- Born: 1947 (age 78–79) Accrington, Lancashire
- Education: Slade School of Fine Art
- Known for: Painting

= John Virtue =

English artist (born 1947)

John Virtue (born 1947), is an English artist who specialises in monochrome landscapes. He is honorary Professor of Fine Art at the University of Plymouth, and from 2003 to 2005 was the sixth Associate Artist at London's National Gallery.

==Biography==
Virtue was born in Accrington, Lancashire in 1947. He trained at the Slade School of Fine Art in London from 1965 to 1969. In 1971 he moved to Green Haworth, near Oswaldtwistle, painting landscapes for two years before abandoning painting in favour of pen and ink drawings comprising dense networks of lines akin to the work of Samuel Palmer.

From 1978 Virtue worked as a postman, giving this up in 1985 to work as a full-time artist. He lived in Devon from 1988 to 2004. Maintaining a studio in Exeter, he produced works around the Exe estuary, before being offered the post of Associate Artist at the National Gallery. This scheme engages contemporary artists to produce work that "connects to the National Gallery Collection" and demonstrates "the continuing inspiration of the Old Master tradition".

==Work==
Virtue uses only black and white on his work as he sees colour as "unnecessary distraction". He uses shellac black ink and white paint.

He is well known for his "London Paintings" which were displayed in The National Gallery and focused on the London skyline, using easily distinguishable landmarks from the capital such as the Gherkin, the NatWest Tower and St. Paul's Cathedral, to familiarise his audience with the otherwise hazy, smoggy and ambiguous drawings.

Virtue's awards include: first prize in the Sunday Mirror painting competition (1964), Walter Neurath prize for painting awarded by Thames & Hudson Publishers (1966), Arts Council Major Award (1981), Joint First prize-winner in the 4th Tolly Cobbold Exhibition (1983), and Best Visual Artist in the South Bank Awards (2006).

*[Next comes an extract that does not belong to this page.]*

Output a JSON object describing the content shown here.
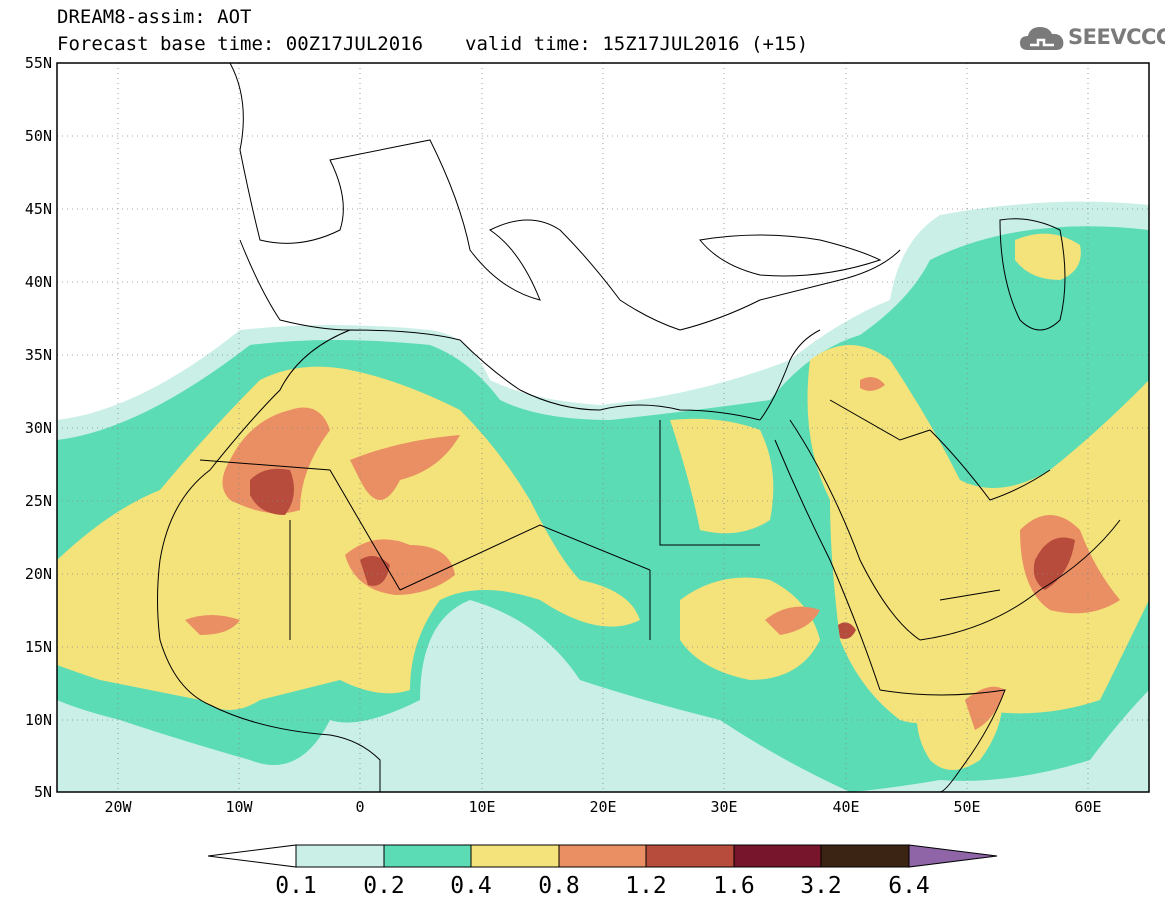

His work during his National Gallery tenure was exhibited in 2005 at the National Gallery and at Courtauld Institute of Art, and his final, large-scale, London works were exhibited at the University of Plymouth in 2007. He moved to Italy to work and returned in 2009 to live in North Norfolk. where he has continued to produce work, for example, 'The Sea' exhibitions The Tate in London holds examples of his work.